The aim of my proposed bursary activity was to research and develop making my work accessible to children by integrating Makaton language to communicate signs within the work. There were some changes to my original schedule due to gaining some knowledge of Makaton and learning the early stages of dance movement shortly after submitting my application for the bursary. I intended to work with choreographer Kevin Turner however, due to his work commitments and the development of my dance vocabulary this mentoring wasn’t essential to realising my original proposed activity. I found using Skype technology a much more cost-effective way of working 1-2-1 with Helen Adams, Makaton Trainer to maximize my time with her. Through a combination of Skype and email correspondence, I had bespoke Makaton sign and symbol support which was essential to interpreting my performance and workshop. Learning Makaton is a life long practice and I felt that I was ready to step up a level and used the remainder of the funds to complete the 3 day Makaton Enhancement course in July.

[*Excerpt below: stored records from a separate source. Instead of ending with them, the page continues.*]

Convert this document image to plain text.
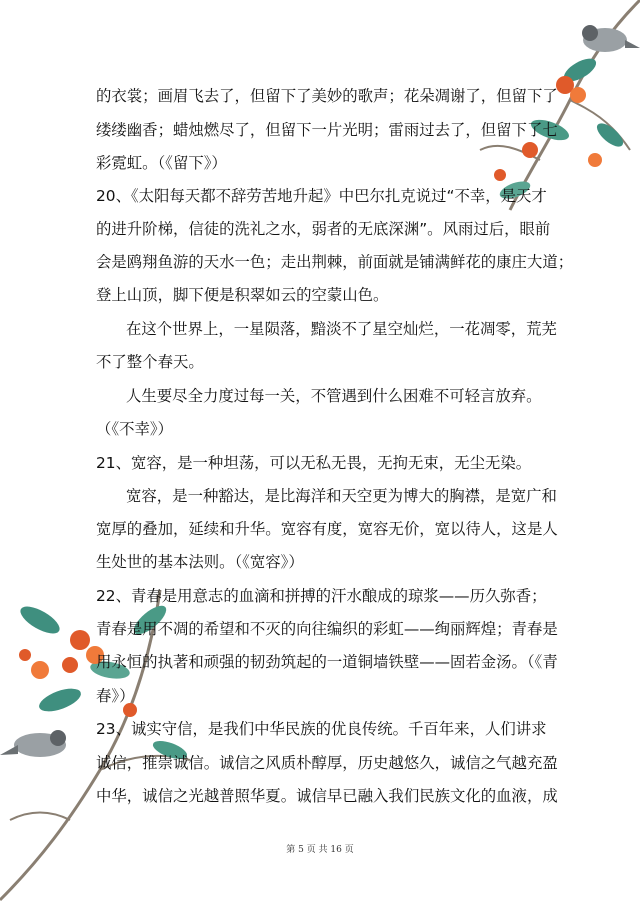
的衣裳；画眉飞去了，但留下了美妙的歌声；花朵凋谢了，但留下了
缕缕幽香；蜡烛燃尽了，但留下一片光明；雷雨过去了，但留下了七
彩霓虹。（《留下》）
20、《太阳每天都不辞劳苦地升起》中巴尔扎克说过“不幸，是天才
的进升阶梯，信徒的洗礼之水，弱者的无底深渊”。风雨过后，眼前
会是鸥翔鱼游的天水一色；走出荆棘，前面就是铺满鲜花的康庄大道；
登上山顶，脚下便是积翠如云的空蒙山色。
在这个世界上，一星陨落，黯淡不了星空灿烂，一花凋零，荒芜
不了整个春天。
人生要尽全力度过每一关，不管遇到什么困难不可轻言放弃。
（《不幸》）
21、宽容，是一种坦荡，可以无私无畏，无拘无束，无尘无染。
宽容，是一种豁达，是比海洋和天空更为博大的胸襟，是宽广和
宽厚的叠加，延续和升华。宽容有度，宽容无价，宽以待人，这是人
生处世的基本法则。（《宽容》）
22、青春是用意志的血滴和拼搏的汗水酿成的琼浆——历久弥香；
青春是用不凋的希望和不灭的向往编织的彩虹——绚丽辉煌；青春是
用永恒的执著和顽强的韧劲筑起的一道铜墙铁壁——固若金汤。（《青
春》）
23、诚实守信，是我们中华民族的优良传统。千百年来，人们讲求
诚信，推崇诚信。诚信之风质朴醇厚，历史越悠久，诚信之气越充盈
中华，诚信之光越普照华夏。诚信早已融入我们民族文化的血液，成
第 5 页 共 16 页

As part of my weekly practice, I have been researching online videos of Mr Tumble which I found incredibly important to see how to deliver information using Makaton in a fun, clear way without overloading the audience with too many words. The actor Justin Fletcher plays two characters and I found this really useful to see how he changed his rhythm of delivery in particular when giving more information and how he used mime, pointing and directional movement when he plays the clown character with only the key signs used. This gave me a good guide and a way of changing my delivery when being the host and being a performing statue.
I wanted to go and see a Makaton signed theatre show in the North West however there wasn’t anything available, in fact, I could only find two shows in the UK mainly touring in London. I went to see Ribbet Ribbet Croak Croak by Moulded Theatre at the Cockpit and was lucky enough to meet the director before the show. The production was fully signed by two performers and was over an hour-long which I felt for families with young children and neurodiverse audiences was too long. This re-affirmed for me the advantage of shorter pop up events. The use of supporting symbols where minimal in comparison to the fully signed narrative and I could see missed opportunities of spreading the word of Makaton through distributed marketing and learning material for the audience.
R&D showing & creative evaluation
To test out the now retitled ‘Statue’ performance and workshop with Makaton I was selected to present my work at Haphazard, live art event for families at Z-arts in Manchester shortly after receiving the bursary which meant that I went into an intense period of research working with Helen Adams, Makaton Tutor. I learned Makaton through interpreting with Helen the content of the micro performance, workshop and overall hosting of the activity signing the keywords throughout supported by the words and symbols to make it as inclusive as possible for children. Being a statue offered more creative interpretation when signing by holding the end sign position until the next keyword that presented clear communication whilst holding body shapes making this performance and workshop unique, creative and fun.
I worked with filmmaker Sophie Broadgate who documented Statue at Haphazard which I have reflected on to identify any areas of development which were the speed of delivery and emphasising that with Makaton you speak and sign at the same time which is a distinct difference to BSL. To gain feedback from the audience an interviewer spoke to 10 families to find out what they liked and what could be developed further. Generally, the feedback was very positive and the only development was the timings of the event that needed to be slightly shorter which I have adapted. The space rocket image which is the Makaton symbol for the word was a huge success and really captured the children’s imagination with the songs sound effects whilst linking it to the word.
Through my training, I have learned the importance of presenting Makaton supported work to everyone which means engaging children and their families is an important part of continuing learning after the event. People like to learn in different ways and alongside the signing, I created a symbol and word slideshow which mirrored my signing to the song ‘Digital Love’, Daft Punk. This work was supported by Arts Council England, although the first draft stages of this symbol translation were made possible through my work with Helen Adams, a-n Artist Bursary.
Impact on practice
This bursary has had a significant impact on my practice and funded specialised training and going to see a Makaton signed theatre show outside of the North West. I have quickly reached a competent standard in Makaton signing and I submitted an application to the Makaton Charity to go for Makaton Friendly status which I can proudly say that I have achieved and I am now a Makaton Friendly Performance Artist. With gaining interest in my work and building confidence in myself I felt it was the right time to go for additional support and applied to Arts Council England to continue this work and I was successful at achieving a Project Grant. I would not have been able to apply for this without the confirmed support from the a-n Artist Bursary. I am excited about the future of my practice and will be touring this work to the Orchards Specialist School in Trafford later this year.